I've given half a dozen talks about ShareJS over the last 3 years, and
almost every time I give a talk, someone asks me whether you can use
ShareJS in a peer-to-peer way instead of just through a single server.

"You say it works like subversion. Can it work like Git?"
"Can you have a document shared between multiple servers?"

Sigh no. ShareJS & Wave's algorithms were invented in 1995. Back then,
it was news when someone put up a new website.

"What about Wave Federation?" Appropriately, it works like IRC, but
using XML. Its complicated, its vulnerable to netsplits and its buggy.
I guess its like IRC except it doesn't actually work.

So lets fix that! Lets modernize wave and make it federate properly.
On the way we have a great opportunity to make it simpler and cleaner.


To start, I want to build a generic P2P OT container. This is a simple
wrapper that contains a set of OT documents and defines a network
protocol for keeping them in sync. The container needs to be able to
talk to another instance of itself running somewhere else and
syncronize documents between the two instances.

Thats all I want this container to do - it should be as lightweight as
possible, so we can port it to lots of different languages and
environments. I want that code running in websites, in giant server
farms, in vim, and everywhere in between. It won't have any database
code, network code, users or a user interface (though it'll need APIs
to support all of that stuff). At its core it just does OT + protocol
work to syncronize documents.

What are the documents? Well, like ShareJS, I'd like to support
multiple different kinds of data. We'll need to be able to support
wave's conversation model, but I'd also like to support arbitrary
JSON. Doing OT over arbitrary JSON structures would allow other
applications to be built on top of wave, using wave as a data platform
("Glorious messaging bus in the sky"). It'd also be super useful for
gadgets and user data.

There's three models I can imagine for what wavelets could look like:

Option 1: All documents in the container have a unique name and a
type. This is how ShareJS works. We could have a JSON type and a
wavelet type. This is simple, but not particularly extensible (it
makes it hard to embed JSON inside a conversation, and vice versa).
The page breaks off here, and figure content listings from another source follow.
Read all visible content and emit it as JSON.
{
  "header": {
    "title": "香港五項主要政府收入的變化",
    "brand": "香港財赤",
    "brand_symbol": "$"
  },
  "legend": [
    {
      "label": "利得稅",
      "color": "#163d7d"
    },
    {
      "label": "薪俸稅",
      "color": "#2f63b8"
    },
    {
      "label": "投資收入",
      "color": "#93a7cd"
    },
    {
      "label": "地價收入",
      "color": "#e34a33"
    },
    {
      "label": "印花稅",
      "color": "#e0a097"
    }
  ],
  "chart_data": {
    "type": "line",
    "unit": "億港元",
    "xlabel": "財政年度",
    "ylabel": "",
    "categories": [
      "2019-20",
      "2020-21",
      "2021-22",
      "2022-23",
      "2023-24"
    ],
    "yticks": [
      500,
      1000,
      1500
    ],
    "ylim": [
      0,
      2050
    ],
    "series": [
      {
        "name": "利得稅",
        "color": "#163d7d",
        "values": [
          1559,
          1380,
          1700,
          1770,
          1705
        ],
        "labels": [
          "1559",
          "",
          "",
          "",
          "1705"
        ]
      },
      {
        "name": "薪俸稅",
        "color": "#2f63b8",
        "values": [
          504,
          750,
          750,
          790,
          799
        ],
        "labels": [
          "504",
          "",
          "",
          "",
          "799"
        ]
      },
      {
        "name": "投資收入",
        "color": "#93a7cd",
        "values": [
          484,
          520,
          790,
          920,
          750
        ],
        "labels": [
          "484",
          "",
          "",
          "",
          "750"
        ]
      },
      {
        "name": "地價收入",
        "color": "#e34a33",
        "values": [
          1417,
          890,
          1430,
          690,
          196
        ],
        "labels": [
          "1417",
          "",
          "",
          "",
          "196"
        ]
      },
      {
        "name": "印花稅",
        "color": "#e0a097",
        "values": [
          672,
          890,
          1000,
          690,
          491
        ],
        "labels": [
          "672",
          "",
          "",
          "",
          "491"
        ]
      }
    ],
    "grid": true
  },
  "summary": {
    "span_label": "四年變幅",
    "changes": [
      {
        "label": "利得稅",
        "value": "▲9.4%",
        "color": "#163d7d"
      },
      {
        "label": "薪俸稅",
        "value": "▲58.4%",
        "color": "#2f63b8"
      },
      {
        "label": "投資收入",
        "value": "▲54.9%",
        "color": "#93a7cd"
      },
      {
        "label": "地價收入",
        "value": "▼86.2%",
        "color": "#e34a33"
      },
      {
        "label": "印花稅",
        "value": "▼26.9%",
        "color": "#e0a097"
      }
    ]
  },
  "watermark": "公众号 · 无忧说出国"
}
Option 2: At the root of every document is a JSON object. Leaves in
the JSON structure can be subdocuments, which could be rich text for
blips, or any other type we think of down the road.
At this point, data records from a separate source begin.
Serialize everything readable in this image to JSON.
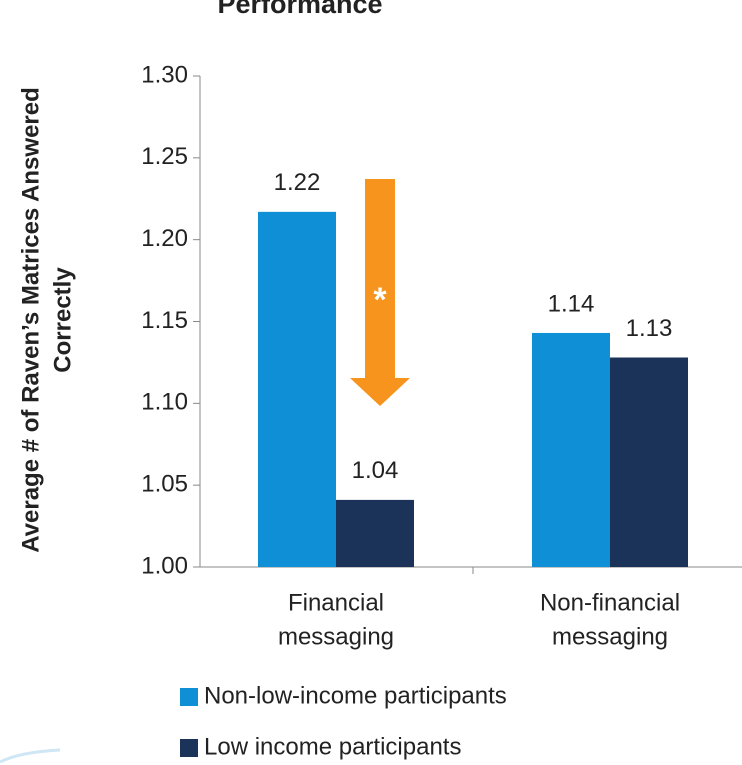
{
  "chart_data": {
    "type": "bar",
    "title": "Performance",
    "y_label": [
      "Average # of Raven’s Matrices Answered",
      "Correctly"
    ],
    "categories": [
      [
        "Financial",
        "messaging"
      ],
      [
        "Non-financial",
        "messaging"
      ]
    ],
    "series": [
      {
        "name": "Non-low-income participants",
        "color": "#0e8fd6",
        "values": [
          1.217,
          1.143
        ],
        "value_labels": [
          "1.22",
          "1.14"
        ]
      },
      {
        "name": "Low income participants",
        "color": "#1b3358",
        "values": [
          1.041,
          1.128
        ],
        "value_labels": [
          "1.04",
          "1.13"
        ]
      }
    ],
    "ylim": [
      1.0,
      1.3
    ],
    "yticks": [
      {
        "value": 1.0,
        "label": "1.00"
      },
      {
        "value": 1.05,
        "label": "1.05"
      },
      {
        "value": 1.1,
        "label": "1.10"
      },
      {
        "value": 1.15,
        "label": "1.15"
      },
      {
        "value": 1.2,
        "label": "1.20"
      },
      {
        "value": 1.25,
        "label": "1.25"
      },
      {
        "value": 1.3,
        "label": "1.30"
      }
    ],
    "annotation": {
      "text": "*",
      "color": "#f7941d"
    }
  }
}
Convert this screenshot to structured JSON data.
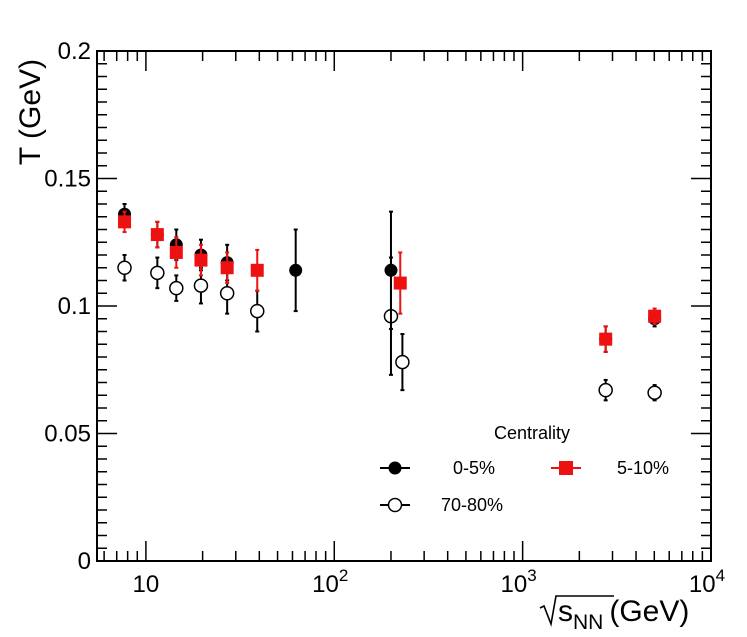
{
  "chart_data": {
    "type": "scatter",
    "x_scale": "log",
    "xlim": [
      5.5,
      10000
    ],
    "ylim": [
      0,
      0.2
    ],
    "ylabel": "T (GeV)",
    "xlabel_prefix": "√",
    "xlabel_main": "s",
    "xlabel_sub": "NN",
    "xlabel_unit": "(GeV)",
    "y_ticks": [
      {
        "value": 0,
        "label": "0"
      },
      {
        "value": 0.05,
        "label": "0.05"
      },
      {
        "value": 0.1,
        "label": "0.1"
      },
      {
        "value": 0.15,
        "label": "0.15"
      },
      {
        "value": 0.2,
        "label": "0.2"
      }
    ],
    "x_ticks": [
      {
        "value": 10,
        "base": "10",
        "exp": ""
      },
      {
        "value": 100,
        "base": "10",
        "exp": "2"
      },
      {
        "value": 1000,
        "base": "10",
        "exp": "3"
      },
      {
        "value": 10000,
        "base": "10",
        "exp": "4"
      }
    ],
    "legend": {
      "title": "Centrality",
      "position": "bottom-right"
    },
    "series": [
      {
        "name": "0-5%",
        "marker": "filled-circle",
        "color": "#000000",
        "points": [
          {
            "x": 7.7,
            "y": 0.136,
            "err": 0.004
          },
          {
            "x": 11.5,
            "y": 0.128,
            "err": 0.005
          },
          {
            "x": 14.5,
            "y": 0.124,
            "err": 0.006
          },
          {
            "x": 19.6,
            "y": 0.12,
            "err": 0.006
          },
          {
            "x": 27,
            "y": 0.117,
            "err": 0.007
          },
          {
            "x": 62.4,
            "y": 0.114,
            "err": 0.016
          },
          {
            "x": 200,
            "y": 0.114,
            "err": 0.023
          },
          {
            "x": 2760,
            "y": 0.087,
            "err": 0.005
          },
          {
            "x": 5020,
            "y": 0.095,
            "err": 0.003
          }
        ]
      },
      {
        "name": "5-10%",
        "marker": "filled-square",
        "color": "#ee1111",
        "points": [
          {
            "x": 7.7,
            "y": 0.133,
            "err": 0.004
          },
          {
            "x": 11.5,
            "y": 0.128,
            "err": 0.005
          },
          {
            "x": 14.5,
            "y": 0.121,
            "err": 0.006
          },
          {
            "x": 19.6,
            "y": 0.118,
            "err": 0.006
          },
          {
            "x": 27,
            "y": 0.115,
            "err": 0.006
          },
          {
            "x": 39,
            "y": 0.114,
            "err": 0.008
          },
          {
            "x": 224,
            "y": 0.109,
            "err": 0.012
          },
          {
            "x": 2760,
            "y": 0.087,
            "err": 0.005
          },
          {
            "x": 5020,
            "y": 0.096,
            "err": 0.003
          }
        ]
      },
      {
        "name": "70-80%",
        "marker": "open-circle",
        "color": "#000000",
        "points": [
          {
            "x": 7.7,
            "y": 0.115,
            "err": 0.005
          },
          {
            "x": 11.5,
            "y": 0.113,
            "err": 0.006
          },
          {
            "x": 14.5,
            "y": 0.107,
            "err": 0.005
          },
          {
            "x": 19.6,
            "y": 0.108,
            "err": 0.007
          },
          {
            "x": 27,
            "y": 0.105,
            "err": 0.008
          },
          {
            "x": 39,
            "y": 0.098,
            "err": 0.008
          },
          {
            "x": 200,
            "y": 0.096,
            "err": 0.023
          },
          {
            "x": 230,
            "y": 0.078,
            "err": 0.011
          },
          {
            "x": 2760,
            "y": 0.067,
            "err": 0.004
          },
          {
            "x": 5020,
            "y": 0.066,
            "err": 0.003
          }
        ]
      }
    ]
  }
}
Option 3: We make another layer, which can contain a set of documents.
So, a wavelet could contain a JSON document describing the
conversation structure, some rich text documents for blips and another
JSON document containing gadget data or something. Access control
rules are at the container level. This is (sort of) how wavelets work
today.

The OT itself I imagine building along the lines of Torben Weis's P2P
OT theory that he made in Lightwave:
https://code.google.com/p/lightwave/ . Briefly, every operation gets a
hash (like git). We add tombstones to wave's OT type and remove
invertability, so the transform function supports TP2. We also add a
prune function (inverse transform) which allows the history list to be
reordered (so you don't have to transform out on every site). The hard
part is figuring out which operations to sync, and which operations
need to be reordered. I'd like to go over the details with Michael
MacFadden and anyone else who's interested - there may well be a
better system that we should use instead. If there is, I'd like to
know about it now.


Once thats built, we can start integrating it into WIAB. The simplest
way to do the client-server protocol and federation will be to simply
reuse the container's protocol (obviously wrapped for access control).
We could also strip it down for pure client-server interaction if we
want, to make it less chatty. (If we decide thats worthwhile.)
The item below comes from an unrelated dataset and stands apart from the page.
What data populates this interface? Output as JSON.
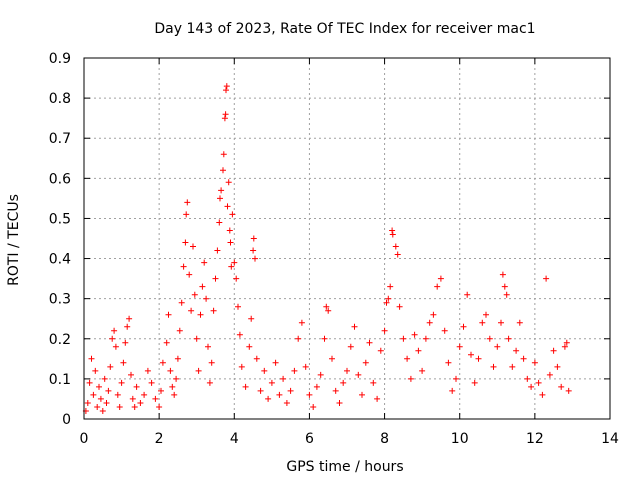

I'm also thinking about full end-to-end encryption. Especially in the
wake of the PRISM stuff, I'd quite like to make something secure.
Snowden: "Encryption works. Properly implemented strong crypto systems
are one of the few things that you can rely on. Unfortunately,
endpoint security is so terrifically weak that NSA can frequently find
ways around it." --
http://www.guardian.co.uk/world/2013/jun/17/edward-snowden-nsa-files-whistleblower
.


All of this should happen in the experiments branch (with a mirror on github).

The design decisions that we make here will be really hard to change
later, so I'd like to get this right. I'd like as much feedback as
possible. But please restrain yourself from complaining that its too
much work. You're not the boss of me :D

Also, I expect the core OT piece to be no longer than a few thousand
lines. We can definitely pull that off - its just figuring out what
those lines are thats the tricky part.